New Collateral Source Law in Georgia 2025
New Georgia Law on Collateral Source Passed April 2025
After a great deal of legislative wrangling, Georgia passed a long overdue bill attempting to address one of the problems in the industry, artificially inflated medical bills from certain Doctors and clinics stemming from car accident cases. The problem is a lot of legitimate cases with real medical bills are going to get caught up in the mess and so lawyers and their client will need to navigate their way through cautiously.
Here is the body of the new bill and we will then go through and break down its meaning.
OCGA 51-12-1.1
(a) In any civil action to recover damages resulting from injury or death to a person, special damages for medical and healthcare expenses shall be recoverable only as provided in this Code section.
(b) Special damages for medical and healthcare expenses shall be limited to the reasonable value of medically necessary care, treatment, or services, and the amount of such special damages shall be determined by the trier of fact.
*Commentary: this part is nothing new*
(c) If the plaintiff in any such civil action has any form of public or private health insurance, including benefits under a governmental workers’ compensation program, evidence relevant to the determination of the reasonable value of medically necessary care, treatment, or services pursuant to subsection (b) of this Code section shall include both the amounts charged for past, present, or future medical and healthcare expenses and the amounts actually necessary to satisfy such charges pursuant to the insurance contract or the applicable governmental workers’ compensation program, regardless of whether the health insurance has been used, is used, or will be used to satisfy such charges.
*Commentary: This is where the problems start. This section only applies to people with health insurance accepted by the clinic they see or people covered under workers comp(note they screwed up drafting in that they left out workers comp after the word “regardless” so maybe it won’t apply if the person did not actually use comp. People with no health insurance are not affected by this.
What they appear to say is the that gross charge is shown to the jury as well as the contract amount the insurance company allows under their negotiated plan. Where is runs into further problems is in restricting future medical costs to costs allowed under and insurance plan that may have been in place when the crash happened but is or will be no longer due to job or market changes. It’s totally illogical when applied to future but will likely work until the whole statute is thrown out for treating different classes of plaintiffs differently.

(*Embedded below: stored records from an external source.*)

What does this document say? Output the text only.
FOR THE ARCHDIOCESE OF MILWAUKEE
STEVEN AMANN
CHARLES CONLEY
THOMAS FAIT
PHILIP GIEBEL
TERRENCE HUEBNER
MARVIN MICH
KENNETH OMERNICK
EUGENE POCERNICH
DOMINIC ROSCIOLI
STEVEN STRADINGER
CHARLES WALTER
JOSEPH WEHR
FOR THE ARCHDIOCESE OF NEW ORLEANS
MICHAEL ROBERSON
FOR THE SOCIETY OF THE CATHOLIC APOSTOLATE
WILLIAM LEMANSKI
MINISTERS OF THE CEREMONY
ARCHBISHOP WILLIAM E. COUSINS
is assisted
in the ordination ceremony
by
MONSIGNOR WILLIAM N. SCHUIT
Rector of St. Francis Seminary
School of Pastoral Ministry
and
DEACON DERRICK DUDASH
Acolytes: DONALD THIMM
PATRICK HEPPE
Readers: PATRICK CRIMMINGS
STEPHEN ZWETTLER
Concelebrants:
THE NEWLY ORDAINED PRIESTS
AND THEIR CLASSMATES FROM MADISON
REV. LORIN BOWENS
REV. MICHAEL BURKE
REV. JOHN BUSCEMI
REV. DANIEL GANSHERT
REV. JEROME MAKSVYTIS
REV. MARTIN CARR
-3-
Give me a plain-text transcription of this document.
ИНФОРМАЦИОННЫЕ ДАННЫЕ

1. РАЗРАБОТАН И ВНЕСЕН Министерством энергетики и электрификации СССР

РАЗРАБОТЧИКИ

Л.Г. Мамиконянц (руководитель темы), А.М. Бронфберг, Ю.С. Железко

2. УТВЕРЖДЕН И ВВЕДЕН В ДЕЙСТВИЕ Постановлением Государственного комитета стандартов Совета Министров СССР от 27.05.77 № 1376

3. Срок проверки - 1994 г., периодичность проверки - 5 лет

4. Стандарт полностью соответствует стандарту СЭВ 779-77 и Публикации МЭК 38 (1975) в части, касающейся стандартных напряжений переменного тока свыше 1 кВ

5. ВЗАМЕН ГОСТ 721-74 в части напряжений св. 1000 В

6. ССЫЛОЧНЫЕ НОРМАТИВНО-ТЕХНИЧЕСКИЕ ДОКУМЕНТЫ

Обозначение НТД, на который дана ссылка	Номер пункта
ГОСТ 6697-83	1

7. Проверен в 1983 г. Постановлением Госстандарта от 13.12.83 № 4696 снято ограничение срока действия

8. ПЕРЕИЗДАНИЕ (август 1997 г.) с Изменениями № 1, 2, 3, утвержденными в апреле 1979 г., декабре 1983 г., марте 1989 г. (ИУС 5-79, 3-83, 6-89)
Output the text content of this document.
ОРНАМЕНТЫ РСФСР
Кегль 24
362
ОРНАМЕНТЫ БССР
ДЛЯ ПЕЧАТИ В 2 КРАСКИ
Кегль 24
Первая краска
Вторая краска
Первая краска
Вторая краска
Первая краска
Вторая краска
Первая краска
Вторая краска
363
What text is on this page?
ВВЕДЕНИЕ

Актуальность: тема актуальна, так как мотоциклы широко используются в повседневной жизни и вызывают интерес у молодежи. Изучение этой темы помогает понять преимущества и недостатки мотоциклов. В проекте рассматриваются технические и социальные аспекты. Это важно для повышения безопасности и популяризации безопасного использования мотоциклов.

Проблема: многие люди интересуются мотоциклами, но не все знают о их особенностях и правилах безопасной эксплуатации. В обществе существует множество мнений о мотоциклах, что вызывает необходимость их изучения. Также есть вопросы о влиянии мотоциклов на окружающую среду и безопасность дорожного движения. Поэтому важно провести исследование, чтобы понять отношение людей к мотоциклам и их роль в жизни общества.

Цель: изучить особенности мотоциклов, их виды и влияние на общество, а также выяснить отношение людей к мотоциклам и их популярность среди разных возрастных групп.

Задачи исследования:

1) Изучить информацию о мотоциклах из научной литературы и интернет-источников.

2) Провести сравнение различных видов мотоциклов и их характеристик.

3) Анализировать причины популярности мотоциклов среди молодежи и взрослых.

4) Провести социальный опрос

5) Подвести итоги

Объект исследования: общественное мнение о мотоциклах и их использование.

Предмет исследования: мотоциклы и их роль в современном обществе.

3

What it doesn’t address is the fact that the client has to pay a lawyer 40% of the case value to take the case into litigation and the client had to pay health insurance premiums to have the benefit of the cheaper medical care. Can we now put that into evidence? It is probably up to the discretion of the trial court under (e) below, but no one really knows as of yet*
(d) In any claim for medical and healthcare expenses rendered under a letter of protection or any other arrangement by which a healthcare provider renders treatment in exchange for a promise of payment for the plaintiff’s medical and healthcare expenses from any judgment or settlement of a civil action to recover damages resulting from injury or death to a person, regardless of how such arrangement is referred to, the following shall be relevant and discoverable:
(1) A copy of the letter of protection;
(2) All charges for the plaintiff’s medical and healthcare expenses, which shall be
itemized and, to the extent applicable, coded according to generally accepted medical billing practices;
(3) If the healthcare provider sells the accounts receivable for the plaintiff’s medical and
healthcare expenses to a third party at less than the invoice price:
(A) The name of the third party; and
(B) The dollar amount for which the third party purchased such accounts receivable;
and
(4) Whether the claimant was referred for treatment under a letter of protection or other similar arrangement and, if so, the identity of the person who made the referral.
*Commentary: This applies to people without health insurance usually as they often treat with a doctor on a lien or credit, if you will. Because there is a risk that the plaintiff will lose the case and the accounts can take up to 5 years to pay as a case wanders through the court system, Doctors charge more for these treatments because they carry the accounts that entire time. The law says that if the Doctor ever sells the medical debt to a third party, then the jury gets to hear what the Doctor actually got paid for it. That seems pretty fair. Also fair for the jury to know if the lawyer made the referral to the Doctor. this section I really don’t have a problem with. I would love to see Plaintiffs send a letter to the insurer saying “Hey I need this surgery, if you insurance company will pay for it upfront with cash, I can get a cheaper price.” They will refuse of course but how can they complain at trial if it costs more on credit than at a cash price?*
(e) It is the intent of the General Assembly that this Code section abrogates the common law collateral source rule to the extent necessary to introduce the evidence described in this Code section; provided, however, that nothing in this Code section shall be construed or applied to prevent the court from issuing appropriate jury instructions to clarify the role of collateral source payments and to prevent potential jury confusion regarding the effect of collateral source payments on the plaintiff’s recovery.
(f) Nothing in this Code section shall be construed or applied to limit the right of a plaintiff or defendant to present evidence or testimony, or both, challenging the reasonableness of medical and healthcare expenses, whether incurred or projected future expenses, or the medical necessity of any treatment.”